Forward thinking IT are providing Docker for their developers, and those furthest along are discovering additional benefits of Docker ranging from lower costs via greater resource utilization or reduced VMware licensing costs to workload portability for moving apps to/from public and private cloud infrastructures.
But it ain’t quite that simple
But what enterprise IT departments are also realizing is that Docker is not so simple to implement, especially given the unique needs of an enterprise. Docker is not an out of the box solution.
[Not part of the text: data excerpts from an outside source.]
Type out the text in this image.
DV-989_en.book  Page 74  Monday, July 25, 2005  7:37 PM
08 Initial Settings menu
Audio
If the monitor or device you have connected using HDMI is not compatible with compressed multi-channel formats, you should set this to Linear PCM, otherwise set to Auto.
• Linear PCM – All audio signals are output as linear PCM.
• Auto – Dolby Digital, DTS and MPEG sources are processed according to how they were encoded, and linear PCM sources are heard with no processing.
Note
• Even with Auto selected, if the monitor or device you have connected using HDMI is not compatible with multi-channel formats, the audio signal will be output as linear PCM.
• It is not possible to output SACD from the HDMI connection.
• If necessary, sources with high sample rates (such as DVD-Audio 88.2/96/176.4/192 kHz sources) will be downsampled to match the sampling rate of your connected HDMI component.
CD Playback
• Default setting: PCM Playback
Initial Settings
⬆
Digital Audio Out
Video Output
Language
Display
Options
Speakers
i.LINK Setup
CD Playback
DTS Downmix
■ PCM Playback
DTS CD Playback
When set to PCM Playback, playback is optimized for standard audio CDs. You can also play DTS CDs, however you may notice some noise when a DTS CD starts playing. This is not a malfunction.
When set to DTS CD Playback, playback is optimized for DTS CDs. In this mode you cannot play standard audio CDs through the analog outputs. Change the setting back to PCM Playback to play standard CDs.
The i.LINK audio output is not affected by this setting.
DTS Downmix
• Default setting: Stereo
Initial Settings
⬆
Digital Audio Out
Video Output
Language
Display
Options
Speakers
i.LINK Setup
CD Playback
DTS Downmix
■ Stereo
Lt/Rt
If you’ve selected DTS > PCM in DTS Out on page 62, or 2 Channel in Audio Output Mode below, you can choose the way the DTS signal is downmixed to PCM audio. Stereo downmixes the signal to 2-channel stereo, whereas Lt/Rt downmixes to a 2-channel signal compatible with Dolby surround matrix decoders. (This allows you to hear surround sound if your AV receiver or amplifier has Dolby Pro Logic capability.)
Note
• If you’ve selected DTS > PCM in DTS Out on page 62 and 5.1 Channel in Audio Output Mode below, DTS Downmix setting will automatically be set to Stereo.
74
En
To implement Docker, you must not only manage containers and orchestration, but ensure resource isolation and access control for security; streamline diverse stack support and upgrades; optimize data snapshotting, backups and recovery; implement monitoring at machine, instance, container and workload levels; and integrate with existing systems like LDAP or Active Directory.
SaaS ISVs need to scale a single application, on a single app stack, on a single infrastructure, and they have engineering resources dedicated to implementing Docker and all requisite components. Enterprises, on the other hand, have diverse workloads, varied app stacks, heterogeneous infrastructures, limited resources, and additional needs for security, control, visibility, governance and compliance, so implementing all of the Docker related technologies for these permutations can be daunting.
That’s were PaaS comes in. A Docker-optimized PaaS for enterprise should take care of implementing Docker and required components, while meeting additional needs like role based access control based on existing IDM with visibility and monitoring. A well designed PaaS will also leverage the unique advantages of Docker to deliver features like idle workload hibernation for further infrastructure cost savings.
Docker is young in the timeline of enterprise technology, but we’ve rarely seen one grow and rise so quickly. Enterprises will lag slightly behind SaaS ISVs in Docker adoption, but the smart IT organizations will not only provide Docker to their developers before they wander elsewhere, but will also discover the other powerful advantages of Docker unique to enterprises without spending an arm and a leg.